Una telefonata infausta

Che questo scenario bancario a tre gambe fosse traballante divenne evidente nell'aprile 1996, quando Gut chiamò il suo concorrente Nikolaus Senn di UBS e gli propose una fusione. Senn, ferito sia nel suo orgoglio personale che aziendale, rifiutò immediatamente l'offerta.

Ci vollero altri due anni prima che SBC si fondesse con SBG. Nel corso degli anni '90, SBC, indebolita dal suo stesso successo, si trasformò in un colosso ben capitalizzato ma lento, a corto di prospettive in un mondo sempre più globalizzato. Al contrario, SBC si dimostrò una società innovativa, in particolare sotto la guida di Marcel Ospel, talmente competitiva da esaurire le proprie risorse finanziarie. Una fusione, pertanto, aveva senso da un punto di vista economico.

Dal successo alla crisi

E così dalla fusione di SBA e SBC nacque UBS. Questa operazione fu di fatto un'enorme sfida culturale, perché inizialmente la SBC di Ospel riuscì a far prevalere la propria strategia, diventando un modello di successo per l'industria finanziaria svizzera. Purtroppo, la banca speculò pesantemente e male durante tutta la crisi finanziaria, tanto da dover essere salvata dal governo federale nell'autunno del 2008.

Sotto la pressione della riorganizzazione e la partenza della vecchia guardia SBC di Ospel, UBS riadottò il suo storico approccio orientato ai processi, pur allentando al contempo la sua «cultura» militare. I principali artefici di ciò furono Sergio Ermotti, che introdusse una strategia a basso rischio incentrata sulla gestione patrimoniale, e l'ex presidente della Bundesbank tedesca Axel Weber, che conferì autorevolezza all'istituto. Si può dire che tutto ciò gettò le basi che hanno reso possibile l'acquisizione di Credit Suisse da parte di UBS.

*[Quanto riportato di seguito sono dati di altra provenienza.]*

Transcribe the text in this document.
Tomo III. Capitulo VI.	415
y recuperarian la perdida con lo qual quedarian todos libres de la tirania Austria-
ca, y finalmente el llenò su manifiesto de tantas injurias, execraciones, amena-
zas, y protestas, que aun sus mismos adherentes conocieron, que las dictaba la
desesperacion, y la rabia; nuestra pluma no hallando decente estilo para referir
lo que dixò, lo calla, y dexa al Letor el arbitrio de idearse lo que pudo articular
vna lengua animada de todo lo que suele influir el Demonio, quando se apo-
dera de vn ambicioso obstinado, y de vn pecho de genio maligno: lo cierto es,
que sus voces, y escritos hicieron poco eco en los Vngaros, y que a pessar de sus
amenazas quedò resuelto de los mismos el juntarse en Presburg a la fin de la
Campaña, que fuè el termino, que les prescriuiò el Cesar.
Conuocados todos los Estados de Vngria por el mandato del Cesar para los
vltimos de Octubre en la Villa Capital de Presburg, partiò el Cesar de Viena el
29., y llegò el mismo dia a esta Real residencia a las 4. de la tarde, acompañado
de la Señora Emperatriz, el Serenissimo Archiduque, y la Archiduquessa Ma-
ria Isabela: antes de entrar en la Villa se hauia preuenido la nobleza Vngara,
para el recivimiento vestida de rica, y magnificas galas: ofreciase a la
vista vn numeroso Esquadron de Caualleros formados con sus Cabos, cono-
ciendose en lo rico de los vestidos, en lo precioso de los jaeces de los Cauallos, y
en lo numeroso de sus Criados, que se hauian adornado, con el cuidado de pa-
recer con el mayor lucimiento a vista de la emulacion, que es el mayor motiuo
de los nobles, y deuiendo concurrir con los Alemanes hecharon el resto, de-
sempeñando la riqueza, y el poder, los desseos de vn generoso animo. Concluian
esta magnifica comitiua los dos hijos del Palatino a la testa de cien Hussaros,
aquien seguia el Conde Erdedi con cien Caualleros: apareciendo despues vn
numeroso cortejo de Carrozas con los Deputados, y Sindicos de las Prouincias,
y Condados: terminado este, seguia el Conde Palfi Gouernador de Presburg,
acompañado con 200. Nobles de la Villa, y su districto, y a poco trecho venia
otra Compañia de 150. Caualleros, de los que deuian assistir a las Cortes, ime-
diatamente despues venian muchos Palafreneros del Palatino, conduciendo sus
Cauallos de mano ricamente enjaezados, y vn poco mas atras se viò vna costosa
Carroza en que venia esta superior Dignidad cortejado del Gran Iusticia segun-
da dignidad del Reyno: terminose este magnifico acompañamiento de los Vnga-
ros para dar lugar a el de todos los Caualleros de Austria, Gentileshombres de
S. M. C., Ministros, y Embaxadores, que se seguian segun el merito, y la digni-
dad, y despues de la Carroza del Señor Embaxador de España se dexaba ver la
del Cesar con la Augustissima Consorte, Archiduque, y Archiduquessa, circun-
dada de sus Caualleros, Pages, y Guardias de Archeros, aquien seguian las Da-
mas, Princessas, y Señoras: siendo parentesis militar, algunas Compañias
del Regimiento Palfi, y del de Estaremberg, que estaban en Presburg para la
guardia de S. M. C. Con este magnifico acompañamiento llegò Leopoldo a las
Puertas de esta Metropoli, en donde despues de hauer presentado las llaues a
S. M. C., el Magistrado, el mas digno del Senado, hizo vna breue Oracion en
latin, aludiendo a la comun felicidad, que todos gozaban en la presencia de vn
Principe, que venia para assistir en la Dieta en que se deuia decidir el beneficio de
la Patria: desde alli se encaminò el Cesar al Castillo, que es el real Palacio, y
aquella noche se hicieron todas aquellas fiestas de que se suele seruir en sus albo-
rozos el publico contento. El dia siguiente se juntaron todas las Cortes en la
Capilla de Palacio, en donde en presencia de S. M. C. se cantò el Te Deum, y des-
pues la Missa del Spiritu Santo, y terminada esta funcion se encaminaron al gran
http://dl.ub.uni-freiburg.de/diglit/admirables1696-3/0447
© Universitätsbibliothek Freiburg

Un peccato per gli imprenditori

Non è privo di una certa ironia il fatto che il Credit Suisse sia riuscito a superare la crisi finanziaria del 2008 con grande abilità, ma che non sia poi stato in grado di capitalizzare quel successo, rovinandosi a causa di negligenza, arroganza e incompetenza. Ma come dimostrano 80 anni di storia, la scomparsa di un'altra grande banca svizzera non è una novità.

Comunque, un altro pezzo di patrimonio economico e culturale sta andando perduto. Per il mondo imprenditoriale, che si sentiva rappresentato dal Credit Suisse, è un peccato non poter più scegliere tra due istituti.

La Fine della cultura di Alfred Escher

Con la completa integrazione del Credit Suisse in UBS, verrà meno l'ultimo contrappeso svizzero alla cultura di UBS. Pur soffrendo di un scarsa consapevolezza del rischio, il Credit Suisse disponeva di risorse dalla mentalità imprenditoriale leali e pragmatiche, con il pedigree della «Banca Alfred Escher», ai quali era permesso di sfruttare queste qualità più che in altri istituti.

È finita un’era, perché non tutti i dipendenti del Credit Suisse entreranno in UBS, ma anche perché UBS ha una cultura propria. UBS è ora l'ultima banca rimasta in piedi.